The Hawaiian cultural revival that gained momentum after the passage of the Hawaiian Homes Commission Act of 1920 and accelerated significantly in the 1970s with the Hawaiian Renaissance movement has restored many traditional practices, including hula, the Hawaiian language, and traditional navigation. Nainoa Thompson’s revival of traditional Polynesian wayfinding navigation, sailing the Hokule’a across thousands of miles of open ocean using stars, swells, and bird behavior, is one of the most significant practical demonstrations of traditional Hawaiian knowledge in the modern era.

Myths and facts

The relationship between Max Freedom Long’s Huna and actual Hawaiian tradition generates several important misunderstandings.
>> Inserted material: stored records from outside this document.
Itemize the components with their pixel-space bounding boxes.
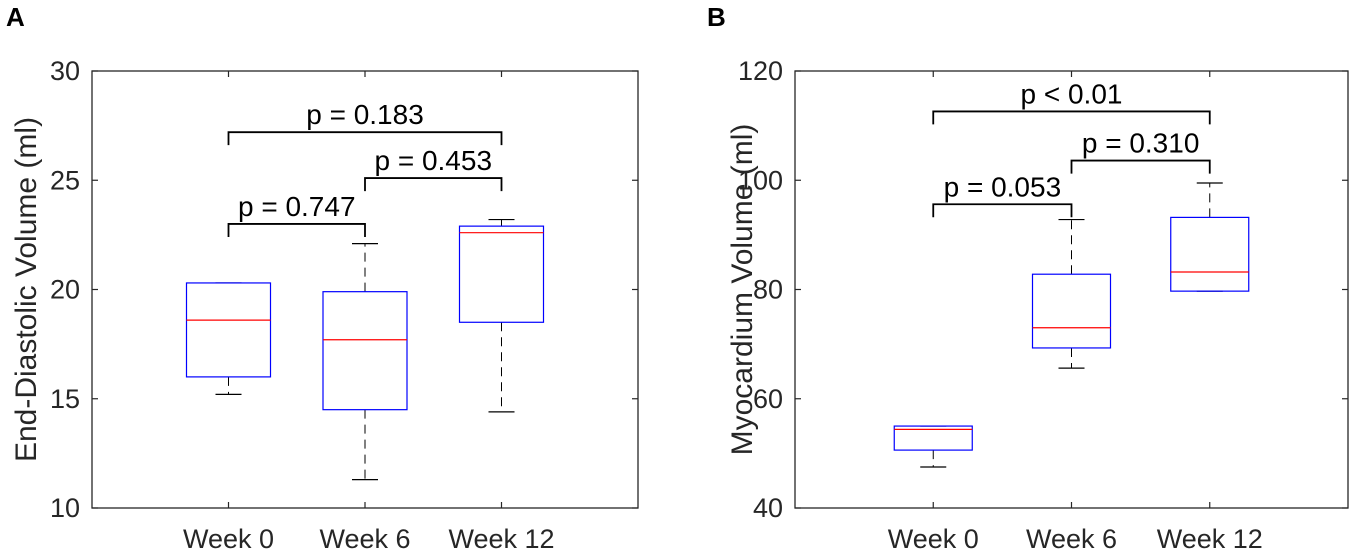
box-plot-2 xyxy=(458,218,545,413)
y-tick-label: 80 xyxy=(753,275,783,305)
panel-label: A xyxy=(6,2,25,32)
p-value-label: p = 0.747 xyxy=(238,191,356,222)
comparison-bracket-0: p = 0.053 xyxy=(932,171,1073,218)
y-tick-label: 15 xyxy=(50,384,80,414)
p-value-label: p = 0.310 xyxy=(1082,128,1200,159)
p-value-label: p = 0.053 xyxy=(944,171,1062,202)
axes-frame xyxy=(794,70,1349,509)
x-tick-label: Week 0 xyxy=(888,524,979,554)
y-tick-label: 40 xyxy=(753,493,783,523)
p-value-label: p < 0.01 xyxy=(1021,78,1123,109)
box-plot-1 xyxy=(1031,218,1112,369)
box-iqr xyxy=(1031,273,1112,349)
bracket-line xyxy=(1070,159,1211,174)
y-tick-label: 60 xyxy=(753,384,783,414)
box-iqr xyxy=(1170,216,1250,292)
bracket-line xyxy=(227,131,503,146)
y-tick-label: 30 xyxy=(50,56,80,86)
panel-a: A 10 15 20 25 30 Week 0 Week 6 Week 12 End-Diasto… xyxy=(6,2,639,554)
bracket-line xyxy=(932,110,1211,125)
box-iqr xyxy=(893,425,973,451)
y-tick-label: 25 xyxy=(50,165,80,195)
comparison-bracket-2: p < 0.01 xyxy=(932,78,1211,125)
comparison-bracket-0: p = 0.747 xyxy=(227,191,366,237)
y-tick-label: 120 xyxy=(738,56,783,86)
y-tick-label: 20 xyxy=(50,275,80,305)
bracket-line xyxy=(364,177,503,192)
box-plot-0 xyxy=(893,425,973,468)
y-tick-label: 10 xyxy=(50,493,80,523)
x-tick-label: Week 12 xyxy=(448,524,554,554)
p-value-label: p = 0.453 xyxy=(374,145,492,176)
bracket-line xyxy=(932,203,1073,218)
y-tick-label: 100 xyxy=(738,165,783,195)
x-tick-label: Week 0 xyxy=(183,524,274,554)
panel-b: B 40 60 80 100 120 Week 0 Week 6 Week 12 Myocardi… xyxy=(707,2,1349,554)
box-plot-2 xyxy=(1170,182,1250,292)
p-value-label: p = 0.183 xyxy=(306,99,424,130)
y-axis-label: Myocardium Volume (ml) xyxy=(726,124,759,456)
box-iqr xyxy=(322,291,408,411)
comparison-bracket-1: p = 0.453 xyxy=(364,145,503,192)
box-iqr xyxy=(458,225,545,323)
x-tick-label: Week 12 xyxy=(1157,524,1263,554)
x-tick-label: Week 6 xyxy=(1026,524,1117,554)
y-axis-label: End-Diastolic Volume (ml) xyxy=(10,117,43,462)
panel-label: B xyxy=(707,2,726,32)
comparison-bracket-2: p = 0.183 xyxy=(227,99,503,146)
box-iqr xyxy=(185,282,272,378)
box-plot-1 xyxy=(322,243,408,481)
x-tick-label: Week 6 xyxy=(319,524,410,554)
bracket-line xyxy=(227,223,366,237)
box-plot-0 xyxy=(185,282,272,395)
comparison-bracket-1: p = 0.310 xyxy=(1070,128,1211,174)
  • A persistent claim holds that Long received his system from Hawaiian kahuna elders who taught him their secret knowledge. Long himself admitted that he found no kahuna willing to teach him and developed his system through his own analysis of the Hawaiian language. His claimed transmission from kahuna teachers is not supported by documentation.
  • Many people encountering Huna assume that the Hawaiian words Long uses, Unihipili, Uhane, and Aumakua for his three selves, are Hawaiian language terms with the meanings he assigns them. Long’s interpretation of these terms reflects his own linguistic analysis, which Hawaiian language scholars have not accepted as accurate. The words exist in Hawaiian but do not carry the meanings Long attributed to them in traditional usage.
  • The belief that practicing Huna honors Hawaiian culture or supports Hawaiian people is difficult to sustain when the system is based on a misrepresentation of Hawaiian tradition. Genuine support for Hawaiian culture comes through engagement with Hawaiian language revitalization, cultural institutions, and practitioners who represent actual traditional knowledge.
  • It is sometimes suggested that because Huna is widely published and commercially available, it must have been validated or accepted by the Hawaiian community. Commercial publication does not indicate Hawaiian community acceptance; Native Hawaiian scholars and cultural practitioners have consistently rejected Long’s claims about Huna’s Hawaiian origins.

People also ask

Questions

Did Huna originate in ancient Hawaii?

No. Huna was developed by Max Freedom Long, an American who lived in Hawaii in the early twentieth century. Long claimed he had decoded hidden meanings in the Hawaiian language to reveal a secret esoteric system, but Native Hawaiian scholars have disputed his linguistic interpretations and say Huna does not represent traditional Hawaiian spiritual knowledge.

What is the traditional Hawaiian spiritual system called?

Traditional Hawaiian spiritual practice is rooted in the broader Polynesian religious worldview and includes the concept of mana (spiritual power), the akua (gods), the aumakua (ancestral guardian spirits), and the role of kahuna (specialists in sacred knowledge). These practices belong to Native Hawaiian communities and are not the same as what Long described as Huna.

Is it appropriate for non-Hawaiians to practice Huna?

Because Huna is largely a twentieth-century invention that misrepresents itself as authentic Hawaiian tradition, the more pressing question is whether practitioners are being misled about what they are engaging with. Authentic traditional Hawaiian spiritual practices are the inheritance of Native Hawaiian people; outsiders interested in Hawaiian spirituality are encouraged to listen to Native Hawaiian voices on what is and is not appropriate to share.

Who was Max Freedom Long?

Max Freedom Long (1890-1971) was an American teacher who moved to Hawaii around 1917. Unable to find Hawaiian elders willing to speak with him about kahuna practices, he spent decades developing a system he claimed was based on his analysis of the Hawaiian language, publishing it in a series of books beginning with Recovering the Ancient Magic in 1936 and The Secret Science Behind Miracles in 1948.